Exhibit 8.1


January 24, 2007


AMR Corporation
4333 Amon Carter Boulevard
Fort Worth, Texas 76155

                       AMR Corporation

Ladies and Gentlemen:

     We have acted as special counsel to AMR Corporation, a
Delaware corporation (the "Company"), in connection with the
Registration Statement on Form S-3 (Registration Nos. 333-
136563 and 333-136563-01) (the "Registration Statement") of
the Company and the Prospectus Supplement, dated January 22,
2007 (the "Prospectus Supplement"), of the Company, filed
with the Securities and Exchange Commission (the
"Commission") and relating to the issuance and sale by the
Company of 13,000,000 shares of the Company's common stock,
par value $1.00 per share, together with up to an additional
1,950,000 shares that may be sold pursuant to the
underwriters' over-allotment option (collectively, the
 "Shares").  The Shares are being issued and sold pursuant to
an Underwriting Agreement, dated as of January 22, 2007 (the
"Underwriting Agreement"), between the Company and the
underwriters of such offering.

     In so acting, we have examined and relied upon the
originals or certified, conformed or reproduction copies of
such agreements, instruments, documents, records and
certificates of the Company, such certificates of public
officials and such other documents, and have made such
investigations of law, as we have deemed necessary or
appropriate for the purposes of the opinion expressed below.

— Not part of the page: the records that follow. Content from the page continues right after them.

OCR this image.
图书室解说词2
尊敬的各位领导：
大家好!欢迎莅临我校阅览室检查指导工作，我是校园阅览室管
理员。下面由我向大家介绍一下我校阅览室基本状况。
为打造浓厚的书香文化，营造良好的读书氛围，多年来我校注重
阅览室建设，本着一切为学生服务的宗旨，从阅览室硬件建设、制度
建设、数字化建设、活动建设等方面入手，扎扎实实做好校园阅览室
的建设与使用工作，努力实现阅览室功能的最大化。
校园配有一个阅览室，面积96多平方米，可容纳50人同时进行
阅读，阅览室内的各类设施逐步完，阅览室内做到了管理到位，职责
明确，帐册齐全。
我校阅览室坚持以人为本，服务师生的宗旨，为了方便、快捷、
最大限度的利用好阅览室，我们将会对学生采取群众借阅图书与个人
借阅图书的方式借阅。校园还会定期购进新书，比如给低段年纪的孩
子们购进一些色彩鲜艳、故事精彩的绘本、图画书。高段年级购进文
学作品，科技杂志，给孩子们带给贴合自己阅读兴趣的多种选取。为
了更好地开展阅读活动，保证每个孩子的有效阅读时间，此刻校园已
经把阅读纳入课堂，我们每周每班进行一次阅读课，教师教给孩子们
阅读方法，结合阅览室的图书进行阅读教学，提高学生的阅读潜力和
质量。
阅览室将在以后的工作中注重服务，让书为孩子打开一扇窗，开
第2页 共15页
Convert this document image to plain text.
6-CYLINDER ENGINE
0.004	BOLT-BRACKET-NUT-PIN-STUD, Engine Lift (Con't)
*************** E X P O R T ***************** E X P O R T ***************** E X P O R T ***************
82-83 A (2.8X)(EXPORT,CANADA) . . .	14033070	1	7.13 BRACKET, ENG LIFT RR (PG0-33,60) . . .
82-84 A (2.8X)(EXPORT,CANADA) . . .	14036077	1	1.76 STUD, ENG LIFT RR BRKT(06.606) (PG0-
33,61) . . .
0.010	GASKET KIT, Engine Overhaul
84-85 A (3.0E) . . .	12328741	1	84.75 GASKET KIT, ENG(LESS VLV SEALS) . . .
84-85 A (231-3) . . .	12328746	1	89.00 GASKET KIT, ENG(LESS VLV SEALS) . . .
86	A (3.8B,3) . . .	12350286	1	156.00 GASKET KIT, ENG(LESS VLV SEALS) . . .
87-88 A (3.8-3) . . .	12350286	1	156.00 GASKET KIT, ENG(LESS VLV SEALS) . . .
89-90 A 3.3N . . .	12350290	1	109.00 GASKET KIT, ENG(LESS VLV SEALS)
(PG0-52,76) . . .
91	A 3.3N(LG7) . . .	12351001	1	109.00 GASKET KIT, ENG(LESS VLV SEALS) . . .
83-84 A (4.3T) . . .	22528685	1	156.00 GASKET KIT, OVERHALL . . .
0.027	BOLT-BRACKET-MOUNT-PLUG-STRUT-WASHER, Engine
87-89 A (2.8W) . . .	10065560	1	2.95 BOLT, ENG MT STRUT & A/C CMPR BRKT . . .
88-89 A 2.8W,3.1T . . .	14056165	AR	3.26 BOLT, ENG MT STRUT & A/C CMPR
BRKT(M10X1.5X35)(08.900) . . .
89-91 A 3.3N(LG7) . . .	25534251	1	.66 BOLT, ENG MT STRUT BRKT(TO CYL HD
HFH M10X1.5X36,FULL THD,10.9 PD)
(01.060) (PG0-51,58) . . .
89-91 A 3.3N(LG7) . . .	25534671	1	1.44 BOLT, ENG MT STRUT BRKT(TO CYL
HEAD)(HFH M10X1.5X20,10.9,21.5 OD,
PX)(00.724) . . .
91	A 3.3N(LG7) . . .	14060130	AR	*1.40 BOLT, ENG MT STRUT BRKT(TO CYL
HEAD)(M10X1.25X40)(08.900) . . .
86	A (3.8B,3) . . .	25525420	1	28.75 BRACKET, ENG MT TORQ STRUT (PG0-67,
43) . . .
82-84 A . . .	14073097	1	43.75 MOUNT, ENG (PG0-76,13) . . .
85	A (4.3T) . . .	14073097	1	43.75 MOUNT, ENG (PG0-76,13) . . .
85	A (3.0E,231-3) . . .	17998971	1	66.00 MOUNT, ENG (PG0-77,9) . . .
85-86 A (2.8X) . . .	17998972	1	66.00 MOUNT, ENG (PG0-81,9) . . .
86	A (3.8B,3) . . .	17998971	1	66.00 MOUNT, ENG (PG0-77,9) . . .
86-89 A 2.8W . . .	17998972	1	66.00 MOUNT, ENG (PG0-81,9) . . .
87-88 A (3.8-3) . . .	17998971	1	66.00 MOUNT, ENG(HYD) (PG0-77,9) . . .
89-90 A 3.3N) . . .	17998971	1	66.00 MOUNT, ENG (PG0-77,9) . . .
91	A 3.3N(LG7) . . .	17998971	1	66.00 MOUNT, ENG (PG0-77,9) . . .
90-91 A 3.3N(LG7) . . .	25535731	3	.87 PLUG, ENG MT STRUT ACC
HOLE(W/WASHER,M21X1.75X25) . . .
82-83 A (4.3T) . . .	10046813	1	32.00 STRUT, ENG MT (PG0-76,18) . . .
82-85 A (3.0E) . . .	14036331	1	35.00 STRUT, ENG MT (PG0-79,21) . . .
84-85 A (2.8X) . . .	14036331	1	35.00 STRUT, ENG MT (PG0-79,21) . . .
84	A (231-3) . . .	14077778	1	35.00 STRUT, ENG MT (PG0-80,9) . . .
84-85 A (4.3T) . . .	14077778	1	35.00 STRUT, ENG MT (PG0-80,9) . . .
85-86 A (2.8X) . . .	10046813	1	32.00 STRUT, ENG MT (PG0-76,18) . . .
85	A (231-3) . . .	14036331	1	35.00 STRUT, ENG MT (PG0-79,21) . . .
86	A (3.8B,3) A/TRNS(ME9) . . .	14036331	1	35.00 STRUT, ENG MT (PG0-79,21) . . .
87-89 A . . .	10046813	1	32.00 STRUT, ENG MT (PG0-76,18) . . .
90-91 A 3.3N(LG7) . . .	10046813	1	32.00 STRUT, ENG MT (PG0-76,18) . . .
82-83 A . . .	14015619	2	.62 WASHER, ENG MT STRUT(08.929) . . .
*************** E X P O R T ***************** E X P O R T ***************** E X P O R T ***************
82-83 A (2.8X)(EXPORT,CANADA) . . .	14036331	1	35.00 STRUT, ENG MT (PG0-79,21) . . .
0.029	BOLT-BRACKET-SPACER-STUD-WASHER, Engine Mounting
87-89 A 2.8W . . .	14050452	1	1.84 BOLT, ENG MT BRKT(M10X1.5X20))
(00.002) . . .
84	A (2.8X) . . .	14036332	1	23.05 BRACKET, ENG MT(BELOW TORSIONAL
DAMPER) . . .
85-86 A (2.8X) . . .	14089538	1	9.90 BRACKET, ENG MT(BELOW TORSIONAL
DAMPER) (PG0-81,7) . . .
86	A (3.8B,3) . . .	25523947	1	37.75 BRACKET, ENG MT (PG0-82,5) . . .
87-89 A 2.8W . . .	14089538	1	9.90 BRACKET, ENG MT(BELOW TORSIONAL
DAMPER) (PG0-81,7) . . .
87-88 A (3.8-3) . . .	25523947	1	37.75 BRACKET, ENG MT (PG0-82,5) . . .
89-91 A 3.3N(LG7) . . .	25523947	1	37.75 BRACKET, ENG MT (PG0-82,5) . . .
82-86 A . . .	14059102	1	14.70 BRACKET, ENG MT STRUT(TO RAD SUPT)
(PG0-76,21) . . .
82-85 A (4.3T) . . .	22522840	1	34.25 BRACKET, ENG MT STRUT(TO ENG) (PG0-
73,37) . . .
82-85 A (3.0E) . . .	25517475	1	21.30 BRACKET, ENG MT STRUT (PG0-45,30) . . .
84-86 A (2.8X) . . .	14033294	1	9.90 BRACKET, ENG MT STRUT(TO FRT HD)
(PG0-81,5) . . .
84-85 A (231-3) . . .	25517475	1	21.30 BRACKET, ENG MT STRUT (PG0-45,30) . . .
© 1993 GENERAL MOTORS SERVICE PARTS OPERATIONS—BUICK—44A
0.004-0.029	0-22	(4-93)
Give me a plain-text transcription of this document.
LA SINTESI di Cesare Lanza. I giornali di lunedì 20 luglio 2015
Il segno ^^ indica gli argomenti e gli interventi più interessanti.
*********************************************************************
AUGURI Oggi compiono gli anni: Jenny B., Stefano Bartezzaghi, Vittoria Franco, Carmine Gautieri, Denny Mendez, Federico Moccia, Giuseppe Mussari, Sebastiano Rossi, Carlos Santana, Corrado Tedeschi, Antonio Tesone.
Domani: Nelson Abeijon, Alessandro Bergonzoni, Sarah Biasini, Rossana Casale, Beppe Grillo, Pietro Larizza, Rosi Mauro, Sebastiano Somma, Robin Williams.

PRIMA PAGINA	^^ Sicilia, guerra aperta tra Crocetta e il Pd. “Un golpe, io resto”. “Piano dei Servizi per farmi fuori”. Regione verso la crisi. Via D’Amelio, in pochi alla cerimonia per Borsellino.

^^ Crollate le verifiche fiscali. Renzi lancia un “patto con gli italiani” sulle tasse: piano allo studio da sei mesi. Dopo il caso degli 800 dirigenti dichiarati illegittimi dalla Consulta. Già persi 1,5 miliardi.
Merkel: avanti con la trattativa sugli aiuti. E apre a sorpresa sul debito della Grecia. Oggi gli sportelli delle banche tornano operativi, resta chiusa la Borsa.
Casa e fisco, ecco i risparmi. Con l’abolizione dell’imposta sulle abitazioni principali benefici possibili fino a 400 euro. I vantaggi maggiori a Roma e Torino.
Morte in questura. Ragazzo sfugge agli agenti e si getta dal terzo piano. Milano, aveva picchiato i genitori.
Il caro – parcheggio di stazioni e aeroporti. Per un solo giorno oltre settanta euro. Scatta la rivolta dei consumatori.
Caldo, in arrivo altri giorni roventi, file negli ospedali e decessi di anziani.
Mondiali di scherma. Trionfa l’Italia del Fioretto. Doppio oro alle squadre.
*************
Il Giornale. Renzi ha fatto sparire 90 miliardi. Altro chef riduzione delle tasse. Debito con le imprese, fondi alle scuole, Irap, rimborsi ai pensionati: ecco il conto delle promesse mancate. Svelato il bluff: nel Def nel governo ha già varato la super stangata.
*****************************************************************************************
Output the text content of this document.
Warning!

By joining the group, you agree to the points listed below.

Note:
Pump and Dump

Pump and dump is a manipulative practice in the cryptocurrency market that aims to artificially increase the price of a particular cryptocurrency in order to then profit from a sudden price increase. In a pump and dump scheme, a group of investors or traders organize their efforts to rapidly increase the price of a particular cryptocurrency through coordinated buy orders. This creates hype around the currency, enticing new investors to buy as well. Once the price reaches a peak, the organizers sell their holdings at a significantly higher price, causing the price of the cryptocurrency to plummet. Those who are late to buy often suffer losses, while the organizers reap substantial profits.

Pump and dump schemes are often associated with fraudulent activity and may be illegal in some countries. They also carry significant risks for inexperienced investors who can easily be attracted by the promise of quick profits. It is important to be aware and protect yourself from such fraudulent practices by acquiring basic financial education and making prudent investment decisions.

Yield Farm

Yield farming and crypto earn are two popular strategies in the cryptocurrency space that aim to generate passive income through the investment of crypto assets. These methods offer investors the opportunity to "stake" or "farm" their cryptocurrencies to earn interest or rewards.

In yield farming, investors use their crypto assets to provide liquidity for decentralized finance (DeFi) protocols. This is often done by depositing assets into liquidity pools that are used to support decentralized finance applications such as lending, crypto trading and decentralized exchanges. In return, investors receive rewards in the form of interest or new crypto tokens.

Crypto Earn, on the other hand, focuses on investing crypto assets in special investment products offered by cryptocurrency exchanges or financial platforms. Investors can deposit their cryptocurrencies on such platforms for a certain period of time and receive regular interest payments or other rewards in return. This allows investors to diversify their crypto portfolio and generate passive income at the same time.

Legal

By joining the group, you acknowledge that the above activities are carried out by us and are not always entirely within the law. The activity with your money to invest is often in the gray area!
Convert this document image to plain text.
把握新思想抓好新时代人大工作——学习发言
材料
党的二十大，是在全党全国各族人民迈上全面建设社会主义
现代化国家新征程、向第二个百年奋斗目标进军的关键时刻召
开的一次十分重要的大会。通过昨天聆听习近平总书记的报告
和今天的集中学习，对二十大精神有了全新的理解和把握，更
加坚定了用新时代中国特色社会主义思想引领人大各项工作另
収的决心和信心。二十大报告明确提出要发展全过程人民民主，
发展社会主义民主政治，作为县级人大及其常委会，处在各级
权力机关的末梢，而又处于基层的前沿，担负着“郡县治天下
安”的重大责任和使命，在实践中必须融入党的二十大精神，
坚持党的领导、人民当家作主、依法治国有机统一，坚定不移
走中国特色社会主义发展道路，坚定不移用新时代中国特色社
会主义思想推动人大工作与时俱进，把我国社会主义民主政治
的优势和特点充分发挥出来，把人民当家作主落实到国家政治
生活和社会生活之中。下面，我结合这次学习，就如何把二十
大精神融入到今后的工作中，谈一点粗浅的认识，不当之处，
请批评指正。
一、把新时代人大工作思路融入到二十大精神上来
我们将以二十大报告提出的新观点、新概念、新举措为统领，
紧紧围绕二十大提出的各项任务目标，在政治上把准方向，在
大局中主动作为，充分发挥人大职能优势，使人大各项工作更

     Based on the foregoing, and subject to the limitations,
qualifications and assumptions set forth herein and in the
Prospectus Supplement, we are of the opinion that the
statements in the Prospectus Supplement under the caption
"Certain United States Federal Income Tax Consequences for
Non-U.S. Holders", insofar as such statements purport to
summarize certain provisions of the laws referred to
therein, are accurate in all material respects.

     Our opinion is based upon the Internal Revenue Code of
1986, as amended, treasury regulations (including proposed
treasury regulations) issued thereunder, Internal Revenue
Service rulings and pronouncements and judicial decisions
now in effect, all of which are subject to change, possibly
with retroactive effect. Our opinion is limited to the
matters expressly stated, and no opinion is implied or may
be inferred beyond the matters expressly stated herein. Our
opinion is based on facts and circumstances set forth in the
Registration Statement, the Prospectus Supplement and the
other documents reviewed by us. Our opinion is rendered only
as of the date hereof, and could be altered or modified by
changes in facts or circumstances, events, developments,
changes in the documents reviewed by us, or changes in law
subsequent to the date hereof. We have not undertaken to
advise you or any other person with respect to any such
change subsequent to the date hereof.

     We hereby consent to the filing of this opinion as an
exhibit to the Company's Current Report on Form 8-K to be
filed on January 24, 2007 and incorporated by reference in
the Registration Statement.  In giving such consent, we do
not thereby concede that we are within the category of
persons whose consent is required under Section 7 of the
Securities Act of 1933, as amended, or the rules and
regulations of the Commission thereunder.